Wildlife Trust Chief Exec is keynote speaker at AEM. 

I hope you will be as pleased as I am that the closing presentation at this year's AEM will be given by a BSBI member who is also Chief Executive of possibly one of the most dynamic of the Wildlife Trusts. Brian Eversham (Wildlife Trust for Bedfordshire, Cambridgeshire & Northamptonshire) will be talking to us on the subject 'Local Training courses: we can all benefit'.

He will also be offering an exhibit on using local keys and checklists to encourage beginners, just starting out in wildlife recording. How we can best encourage beginners and pass on essential field skills is emerging as a strong theme in many of this year's exhibits. And this post on Brian's Blog tells how his own early interest in wildlife recording was encouraged by some "superb natural historians".    

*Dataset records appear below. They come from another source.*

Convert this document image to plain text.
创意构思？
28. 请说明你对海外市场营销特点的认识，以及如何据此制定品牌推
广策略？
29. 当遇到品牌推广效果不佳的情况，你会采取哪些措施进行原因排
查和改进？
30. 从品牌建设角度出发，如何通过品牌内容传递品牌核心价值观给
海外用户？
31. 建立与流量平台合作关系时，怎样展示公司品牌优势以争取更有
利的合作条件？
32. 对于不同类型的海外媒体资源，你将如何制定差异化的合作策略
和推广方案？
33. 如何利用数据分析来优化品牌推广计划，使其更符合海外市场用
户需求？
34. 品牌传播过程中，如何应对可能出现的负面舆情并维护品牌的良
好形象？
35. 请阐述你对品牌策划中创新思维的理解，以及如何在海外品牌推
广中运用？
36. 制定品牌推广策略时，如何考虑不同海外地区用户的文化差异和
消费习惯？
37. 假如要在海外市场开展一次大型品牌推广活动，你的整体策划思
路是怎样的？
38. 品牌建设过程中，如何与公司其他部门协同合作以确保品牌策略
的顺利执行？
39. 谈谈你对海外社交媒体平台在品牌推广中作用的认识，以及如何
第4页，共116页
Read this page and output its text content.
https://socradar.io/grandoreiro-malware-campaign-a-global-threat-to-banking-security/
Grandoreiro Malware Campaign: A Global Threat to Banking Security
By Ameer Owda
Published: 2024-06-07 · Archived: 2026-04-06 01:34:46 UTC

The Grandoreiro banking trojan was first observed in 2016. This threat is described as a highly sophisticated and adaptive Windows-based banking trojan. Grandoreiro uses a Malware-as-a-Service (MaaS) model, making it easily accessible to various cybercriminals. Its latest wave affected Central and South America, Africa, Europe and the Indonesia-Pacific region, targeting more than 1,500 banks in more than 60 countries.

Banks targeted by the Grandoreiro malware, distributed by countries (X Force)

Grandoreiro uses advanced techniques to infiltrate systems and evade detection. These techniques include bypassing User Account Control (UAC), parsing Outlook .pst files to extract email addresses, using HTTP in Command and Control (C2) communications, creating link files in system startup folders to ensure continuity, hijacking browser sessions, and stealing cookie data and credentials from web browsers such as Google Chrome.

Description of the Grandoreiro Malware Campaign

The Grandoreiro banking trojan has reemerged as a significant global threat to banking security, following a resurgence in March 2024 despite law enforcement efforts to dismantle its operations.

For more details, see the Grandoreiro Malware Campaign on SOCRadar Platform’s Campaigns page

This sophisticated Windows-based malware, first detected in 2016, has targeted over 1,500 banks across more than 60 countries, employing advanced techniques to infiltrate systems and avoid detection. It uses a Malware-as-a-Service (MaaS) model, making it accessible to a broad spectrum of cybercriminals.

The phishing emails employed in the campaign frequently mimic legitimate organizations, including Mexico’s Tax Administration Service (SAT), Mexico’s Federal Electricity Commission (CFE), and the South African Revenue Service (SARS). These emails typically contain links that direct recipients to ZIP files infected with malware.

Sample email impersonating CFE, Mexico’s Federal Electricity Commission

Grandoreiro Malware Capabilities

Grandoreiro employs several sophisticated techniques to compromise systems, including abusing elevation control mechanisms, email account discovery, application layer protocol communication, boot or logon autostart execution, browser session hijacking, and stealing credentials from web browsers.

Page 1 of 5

Brian told me " I'm really pleased to be at the BSBI AEM. A Wildlife Trust needs to know where species are, and how they are changing, to be sure we are doing the right thing, and botany forms the basis for most other wildlife. That's why the Wildlife Trust is so committed to outreach and training - the next generation of naturalists will be the lifeblood of conservation, and of societies like BSBI, too." 


It's great that Brian is highlighting the extent to which botanical recording underpins nature conservation in the 21st century. When writing a management plan for a wildlife site, or assessing its status, you first need to know what grows there and how that is changing over time. 

As Ian Denholm said in a recent State of Nature press release, "We can't conserve wildlife if we don't know what we have or where it occurs, so accurate data on frequency and distributions of species are essential. As one of the world's largest contributors of biological records, BSBI is keen to work with partners to highlight and monitor the decline in our most threatened wildlife and, hopefully, to work together towards reversing it".  

Looks like it will be a really good AEM this year - are you coming along?